E la cosa più incomprensibile era che, sebbene non fosse in grado di spiegare cosa avesse visto, era certa che tutto ciò non stava succedendo per la prima volta. 
No, Mila ne era sicura. Li aveva già visti in passato. Anzi, era sicura che in un certo senso li conosceva bene. Era come se quella percezione, durata solo un millesimo di secondo, fosse stata capace di risvegliare qualcosa nella sua memoria. Qualcosa che era lì dormiente, sepolto nella sua mente da chissà quanto tempo. Era un ricordo inafferrabile, ma che comunque esisteva.
E Mila sapeva che a questo punto non poteva più raggiungere quelle scale. Aveva paura, una folle paura, ma non poteva scappare, non poteva andare ad abbracciare suo figlio al piano di sopra. Lei doveva… vederli, doveva rispondere a quella chiamata. Non c'era altra scelta, il suo cervello non ammetteva alternativa. Doveva farlo e basta.
Respirando a fatica, Mila raggiunse la porta d’ingresso, l’aprì e uscì in giardino. Fece qualche passo sul prato guardandosi attorno. Erano lì, li percepiva, ne avvertiva la presenza, che gli faceva letteralmente schizzare il cuore contro la cassa toracica. Ma per quanto fosse terrificante, doveva stare lì con loro, perché è così che è sempre stato.
Camminò ancora sull’erba, i suoi piedi scivolavano sui fili d’erba bagnati di rugiada. 
Notò finalmente quell’oggetto in mezzo al prato. Una sorta di scatola nera, lucida, abbandonata sull’erba. E quella visione le provocò un vero e proprio malessere fisico, nausea, la testa era leggera e il suo corpo sempre più pesante e sempre meno suo.

Lentamente però cominciava a capire, cominciava a dare forma a quell'impressione, a quel ricordo primordiale. 
“Non sono pronta.” disse allora alle figure sul prato che adesso riusciva a distinguere sempre più definite.
L’aveva sempre saputo. Ogni umano su questa terra l’ha sempre saputo.

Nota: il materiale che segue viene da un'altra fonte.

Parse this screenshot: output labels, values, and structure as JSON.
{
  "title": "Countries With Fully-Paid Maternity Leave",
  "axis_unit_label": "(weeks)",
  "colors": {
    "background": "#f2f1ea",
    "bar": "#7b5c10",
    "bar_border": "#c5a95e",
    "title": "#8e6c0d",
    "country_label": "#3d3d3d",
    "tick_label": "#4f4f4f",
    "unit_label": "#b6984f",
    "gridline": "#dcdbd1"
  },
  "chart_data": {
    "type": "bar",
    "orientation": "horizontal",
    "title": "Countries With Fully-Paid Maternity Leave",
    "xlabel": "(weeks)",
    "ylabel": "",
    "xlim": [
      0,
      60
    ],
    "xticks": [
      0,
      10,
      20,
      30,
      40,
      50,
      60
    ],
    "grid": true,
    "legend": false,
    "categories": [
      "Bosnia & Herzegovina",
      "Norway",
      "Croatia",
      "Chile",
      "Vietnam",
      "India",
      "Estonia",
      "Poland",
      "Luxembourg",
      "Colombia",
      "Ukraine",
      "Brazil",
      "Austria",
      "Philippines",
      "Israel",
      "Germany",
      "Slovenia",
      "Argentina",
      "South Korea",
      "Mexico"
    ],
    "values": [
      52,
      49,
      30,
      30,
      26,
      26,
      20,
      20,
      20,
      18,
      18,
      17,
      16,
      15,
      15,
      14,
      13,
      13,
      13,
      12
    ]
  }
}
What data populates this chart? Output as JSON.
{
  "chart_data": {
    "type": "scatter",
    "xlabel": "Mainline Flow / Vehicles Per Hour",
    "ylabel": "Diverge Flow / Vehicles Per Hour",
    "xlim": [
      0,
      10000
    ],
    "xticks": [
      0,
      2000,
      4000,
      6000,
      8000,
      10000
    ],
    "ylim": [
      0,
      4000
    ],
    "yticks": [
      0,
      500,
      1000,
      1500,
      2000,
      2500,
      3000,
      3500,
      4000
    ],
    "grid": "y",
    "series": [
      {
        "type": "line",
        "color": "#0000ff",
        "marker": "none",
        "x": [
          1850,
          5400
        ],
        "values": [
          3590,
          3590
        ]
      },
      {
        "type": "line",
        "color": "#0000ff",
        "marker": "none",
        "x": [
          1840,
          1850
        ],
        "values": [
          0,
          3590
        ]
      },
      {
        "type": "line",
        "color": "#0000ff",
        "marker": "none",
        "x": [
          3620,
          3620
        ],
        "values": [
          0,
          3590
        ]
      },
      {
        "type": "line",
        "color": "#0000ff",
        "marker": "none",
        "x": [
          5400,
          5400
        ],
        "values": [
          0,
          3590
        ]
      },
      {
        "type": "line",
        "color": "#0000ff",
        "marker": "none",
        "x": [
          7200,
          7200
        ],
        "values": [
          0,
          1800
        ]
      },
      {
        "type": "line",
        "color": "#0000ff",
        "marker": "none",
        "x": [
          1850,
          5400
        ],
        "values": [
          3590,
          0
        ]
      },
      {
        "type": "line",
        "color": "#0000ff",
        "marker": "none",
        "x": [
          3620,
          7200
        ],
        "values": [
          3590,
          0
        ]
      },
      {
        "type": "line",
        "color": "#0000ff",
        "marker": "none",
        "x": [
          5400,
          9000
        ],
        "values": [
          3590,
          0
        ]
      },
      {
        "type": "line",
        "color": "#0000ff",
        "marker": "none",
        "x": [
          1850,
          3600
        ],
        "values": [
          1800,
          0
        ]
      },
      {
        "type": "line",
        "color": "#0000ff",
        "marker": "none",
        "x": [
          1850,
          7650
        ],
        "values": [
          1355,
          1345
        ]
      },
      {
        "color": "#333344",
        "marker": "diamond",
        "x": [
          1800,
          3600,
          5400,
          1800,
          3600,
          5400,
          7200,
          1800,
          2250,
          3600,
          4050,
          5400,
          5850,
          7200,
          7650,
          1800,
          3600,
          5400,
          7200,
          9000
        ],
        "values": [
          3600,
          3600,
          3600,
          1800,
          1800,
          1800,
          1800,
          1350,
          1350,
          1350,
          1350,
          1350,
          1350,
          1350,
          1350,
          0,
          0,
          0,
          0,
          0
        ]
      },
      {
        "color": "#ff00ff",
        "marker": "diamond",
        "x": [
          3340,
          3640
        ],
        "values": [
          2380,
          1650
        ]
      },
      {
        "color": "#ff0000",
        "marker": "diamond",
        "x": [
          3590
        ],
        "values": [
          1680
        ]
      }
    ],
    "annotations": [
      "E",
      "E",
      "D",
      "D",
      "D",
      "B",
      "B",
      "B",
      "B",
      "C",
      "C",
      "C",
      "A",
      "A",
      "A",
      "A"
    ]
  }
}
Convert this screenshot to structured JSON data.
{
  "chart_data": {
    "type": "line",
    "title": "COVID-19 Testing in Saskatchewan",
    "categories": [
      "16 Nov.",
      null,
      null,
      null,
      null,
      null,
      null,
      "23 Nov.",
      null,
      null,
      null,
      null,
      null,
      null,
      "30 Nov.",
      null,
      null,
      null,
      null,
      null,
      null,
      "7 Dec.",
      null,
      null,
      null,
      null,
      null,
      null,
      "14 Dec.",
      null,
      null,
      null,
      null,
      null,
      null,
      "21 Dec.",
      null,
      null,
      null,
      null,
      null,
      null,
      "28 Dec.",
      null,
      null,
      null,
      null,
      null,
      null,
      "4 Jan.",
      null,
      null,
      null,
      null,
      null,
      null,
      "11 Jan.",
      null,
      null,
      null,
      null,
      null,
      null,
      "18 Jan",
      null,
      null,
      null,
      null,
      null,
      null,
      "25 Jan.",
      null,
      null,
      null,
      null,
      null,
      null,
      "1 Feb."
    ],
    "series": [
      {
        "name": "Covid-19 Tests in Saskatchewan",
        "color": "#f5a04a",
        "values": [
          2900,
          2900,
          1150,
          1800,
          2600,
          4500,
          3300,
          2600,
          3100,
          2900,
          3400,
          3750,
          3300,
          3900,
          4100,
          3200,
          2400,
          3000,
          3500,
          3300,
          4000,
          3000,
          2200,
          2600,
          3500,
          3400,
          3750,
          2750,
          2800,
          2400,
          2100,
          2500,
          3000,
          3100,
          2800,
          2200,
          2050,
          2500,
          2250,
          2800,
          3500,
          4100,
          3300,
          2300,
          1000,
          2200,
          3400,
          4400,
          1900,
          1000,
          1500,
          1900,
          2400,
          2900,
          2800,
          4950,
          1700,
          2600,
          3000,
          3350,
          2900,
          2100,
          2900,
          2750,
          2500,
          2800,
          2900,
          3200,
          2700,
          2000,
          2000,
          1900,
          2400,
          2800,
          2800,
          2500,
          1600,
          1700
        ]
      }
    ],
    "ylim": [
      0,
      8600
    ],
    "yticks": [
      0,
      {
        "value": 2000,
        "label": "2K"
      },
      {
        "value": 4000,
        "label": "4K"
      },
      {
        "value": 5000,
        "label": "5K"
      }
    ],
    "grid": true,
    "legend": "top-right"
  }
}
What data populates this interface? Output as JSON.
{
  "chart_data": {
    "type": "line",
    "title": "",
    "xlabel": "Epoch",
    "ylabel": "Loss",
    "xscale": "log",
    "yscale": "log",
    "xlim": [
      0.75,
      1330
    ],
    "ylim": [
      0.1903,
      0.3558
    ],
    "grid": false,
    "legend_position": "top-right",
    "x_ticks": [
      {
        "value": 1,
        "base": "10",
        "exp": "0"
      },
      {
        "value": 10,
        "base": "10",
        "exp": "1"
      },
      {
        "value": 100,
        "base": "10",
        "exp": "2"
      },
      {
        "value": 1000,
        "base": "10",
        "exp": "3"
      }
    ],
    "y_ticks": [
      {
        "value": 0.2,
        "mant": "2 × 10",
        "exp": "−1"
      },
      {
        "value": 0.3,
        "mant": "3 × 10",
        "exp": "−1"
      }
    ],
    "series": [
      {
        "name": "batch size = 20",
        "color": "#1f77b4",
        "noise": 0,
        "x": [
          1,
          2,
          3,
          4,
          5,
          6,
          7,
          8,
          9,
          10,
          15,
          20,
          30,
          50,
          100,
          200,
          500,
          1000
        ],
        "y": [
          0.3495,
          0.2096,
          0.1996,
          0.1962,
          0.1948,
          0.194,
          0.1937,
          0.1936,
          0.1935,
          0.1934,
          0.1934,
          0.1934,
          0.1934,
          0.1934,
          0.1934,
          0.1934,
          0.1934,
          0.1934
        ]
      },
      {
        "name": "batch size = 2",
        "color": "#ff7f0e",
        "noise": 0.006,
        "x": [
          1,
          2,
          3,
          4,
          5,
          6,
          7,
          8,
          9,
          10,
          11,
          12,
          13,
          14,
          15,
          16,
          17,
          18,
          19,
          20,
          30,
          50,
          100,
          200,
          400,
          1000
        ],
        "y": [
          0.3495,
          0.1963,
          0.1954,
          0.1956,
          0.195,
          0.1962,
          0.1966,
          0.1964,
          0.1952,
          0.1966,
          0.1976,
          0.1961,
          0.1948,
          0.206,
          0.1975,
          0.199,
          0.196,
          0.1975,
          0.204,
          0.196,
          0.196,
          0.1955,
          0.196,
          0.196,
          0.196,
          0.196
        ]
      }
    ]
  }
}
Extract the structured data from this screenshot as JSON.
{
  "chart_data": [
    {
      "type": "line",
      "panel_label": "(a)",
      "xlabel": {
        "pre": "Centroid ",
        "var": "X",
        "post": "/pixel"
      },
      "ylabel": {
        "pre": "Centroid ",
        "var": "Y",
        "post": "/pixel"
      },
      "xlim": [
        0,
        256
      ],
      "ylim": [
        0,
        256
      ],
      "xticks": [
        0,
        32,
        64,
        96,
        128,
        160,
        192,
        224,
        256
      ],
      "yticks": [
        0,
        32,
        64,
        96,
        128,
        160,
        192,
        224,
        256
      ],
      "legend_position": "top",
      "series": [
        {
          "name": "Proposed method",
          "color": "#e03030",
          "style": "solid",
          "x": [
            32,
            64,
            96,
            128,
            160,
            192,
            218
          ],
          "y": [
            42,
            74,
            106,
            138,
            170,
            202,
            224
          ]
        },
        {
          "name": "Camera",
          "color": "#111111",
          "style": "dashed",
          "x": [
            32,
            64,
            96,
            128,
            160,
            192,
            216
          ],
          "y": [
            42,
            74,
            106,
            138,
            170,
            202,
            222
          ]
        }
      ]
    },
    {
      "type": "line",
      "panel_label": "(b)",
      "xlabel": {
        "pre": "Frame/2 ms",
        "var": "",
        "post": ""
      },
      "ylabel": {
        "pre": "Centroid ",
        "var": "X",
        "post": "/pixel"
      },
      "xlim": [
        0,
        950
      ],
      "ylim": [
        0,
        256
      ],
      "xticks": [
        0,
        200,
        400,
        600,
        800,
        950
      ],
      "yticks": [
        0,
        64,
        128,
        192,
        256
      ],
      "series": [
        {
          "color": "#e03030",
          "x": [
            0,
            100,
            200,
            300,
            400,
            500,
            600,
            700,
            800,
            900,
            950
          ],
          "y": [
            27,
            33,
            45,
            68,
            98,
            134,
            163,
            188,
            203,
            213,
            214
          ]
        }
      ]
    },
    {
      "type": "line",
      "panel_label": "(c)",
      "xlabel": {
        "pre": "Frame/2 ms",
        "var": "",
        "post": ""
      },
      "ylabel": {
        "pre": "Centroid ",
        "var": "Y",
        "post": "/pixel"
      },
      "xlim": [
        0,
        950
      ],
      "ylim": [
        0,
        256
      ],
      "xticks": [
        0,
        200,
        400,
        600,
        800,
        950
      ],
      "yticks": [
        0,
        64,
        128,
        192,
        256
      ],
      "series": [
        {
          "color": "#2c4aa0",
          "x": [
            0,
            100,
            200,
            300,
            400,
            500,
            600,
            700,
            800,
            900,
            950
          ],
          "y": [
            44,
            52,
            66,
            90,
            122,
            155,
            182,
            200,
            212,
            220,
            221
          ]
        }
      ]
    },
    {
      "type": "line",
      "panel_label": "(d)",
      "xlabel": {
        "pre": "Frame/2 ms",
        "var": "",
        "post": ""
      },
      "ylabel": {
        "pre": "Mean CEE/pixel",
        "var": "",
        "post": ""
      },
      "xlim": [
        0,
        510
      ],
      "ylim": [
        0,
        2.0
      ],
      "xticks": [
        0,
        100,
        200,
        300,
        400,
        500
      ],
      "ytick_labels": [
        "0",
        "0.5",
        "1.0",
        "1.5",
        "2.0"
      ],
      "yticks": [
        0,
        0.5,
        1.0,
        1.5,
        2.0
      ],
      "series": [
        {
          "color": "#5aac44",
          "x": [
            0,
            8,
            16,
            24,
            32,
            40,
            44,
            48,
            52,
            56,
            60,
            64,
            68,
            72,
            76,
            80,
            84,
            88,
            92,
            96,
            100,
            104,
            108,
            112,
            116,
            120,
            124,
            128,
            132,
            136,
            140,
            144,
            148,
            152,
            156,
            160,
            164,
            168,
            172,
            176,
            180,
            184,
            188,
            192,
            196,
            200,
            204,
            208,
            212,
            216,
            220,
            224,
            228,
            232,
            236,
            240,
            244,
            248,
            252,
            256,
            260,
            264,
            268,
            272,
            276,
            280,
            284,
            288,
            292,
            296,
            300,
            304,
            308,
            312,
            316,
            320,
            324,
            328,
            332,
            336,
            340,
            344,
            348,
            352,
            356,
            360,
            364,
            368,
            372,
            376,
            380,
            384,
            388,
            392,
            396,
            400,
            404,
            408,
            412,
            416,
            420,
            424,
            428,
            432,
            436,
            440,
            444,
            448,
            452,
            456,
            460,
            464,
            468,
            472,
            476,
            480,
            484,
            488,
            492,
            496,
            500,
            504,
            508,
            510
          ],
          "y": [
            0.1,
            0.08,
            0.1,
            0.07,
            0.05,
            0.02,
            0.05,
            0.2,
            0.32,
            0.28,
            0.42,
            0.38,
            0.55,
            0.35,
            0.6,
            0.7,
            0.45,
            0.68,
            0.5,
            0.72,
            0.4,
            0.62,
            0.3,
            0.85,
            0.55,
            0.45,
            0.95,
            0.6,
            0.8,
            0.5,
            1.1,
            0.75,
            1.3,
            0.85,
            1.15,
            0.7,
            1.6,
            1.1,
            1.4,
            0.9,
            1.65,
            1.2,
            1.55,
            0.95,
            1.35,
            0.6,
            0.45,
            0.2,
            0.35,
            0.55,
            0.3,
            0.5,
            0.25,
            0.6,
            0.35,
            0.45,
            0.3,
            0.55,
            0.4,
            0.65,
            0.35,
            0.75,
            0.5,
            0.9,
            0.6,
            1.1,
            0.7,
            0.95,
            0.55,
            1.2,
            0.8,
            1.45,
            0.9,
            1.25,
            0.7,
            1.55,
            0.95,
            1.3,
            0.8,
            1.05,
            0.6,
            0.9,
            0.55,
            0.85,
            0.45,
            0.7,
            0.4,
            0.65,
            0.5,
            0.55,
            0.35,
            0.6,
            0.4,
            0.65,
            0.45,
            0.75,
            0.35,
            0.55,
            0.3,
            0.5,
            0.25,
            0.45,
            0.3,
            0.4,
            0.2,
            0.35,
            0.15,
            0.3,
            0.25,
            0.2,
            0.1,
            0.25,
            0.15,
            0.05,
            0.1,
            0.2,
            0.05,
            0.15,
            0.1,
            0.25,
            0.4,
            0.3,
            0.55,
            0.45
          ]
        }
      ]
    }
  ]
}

Ma come è possibile dimenticare una cosa del genere?
“Mio figlio.” supplicò allora cominciando a piangere, mentre il suo corpo si muoveva da solo e andava ad inginocchiarsi davanti a quella scatola “Gli ho promesso che sarei tornata, che avrei fatto in frettissima.”
Quelle figure grigiastre e terrificanti presero ad avvicinarsi lentamente. Lei allungò le dita tremanti su quella scatola, quello scrigno che custodiva la chiave delle sue memorie. 
Il contatto con quel materiale provocò una scossa definitiva ai suoi pensieri. Finalmente tutto divenne totalmente, perfettamente chiaro e le lacrime presero a scendere più velocemente. 
Vedeva tutto ora. Sapeva tutto. Tutti i segreti del mondo, le risposte alle domande che ognuno di noi si pone, che abbiamo sempre conosciuto ma che non ricordiamo fino a quel momento.
I muscoli di Mina si contrassero contro la sua volontà, piegò la testa all’indietro, guardando il cielo cosparso di stelle luminose, un fascio luminescente l’avvolse.
Gli accompagnatori si chiusero a cerchio intorno a lei, ora poteva chiaramente vedere e riconoscere gli esseri che dominano dall'ombra il pianeta Terra.
Erano pronti a partire. 
Mina guardò la finestra della camera di suo figlio, il suo piccolo, dolce Lucas.
“Gli avevo promesso che gli avrei fatto compagnia, che non l’avrei lasciato solo.” mormorò iniziando a librarsi in aria e a svincolarsi dalle leggi della gravità.
Un’unica, ultima lacrima le scivolò sul viso, mentre cominciava quell’ascesa.
Partirono in un lampo di luce verde, penetrando la notte, squarciando l'atmosfera e ancora più in alto, verso le stelle, verso il luogo da dove siamo arrivati.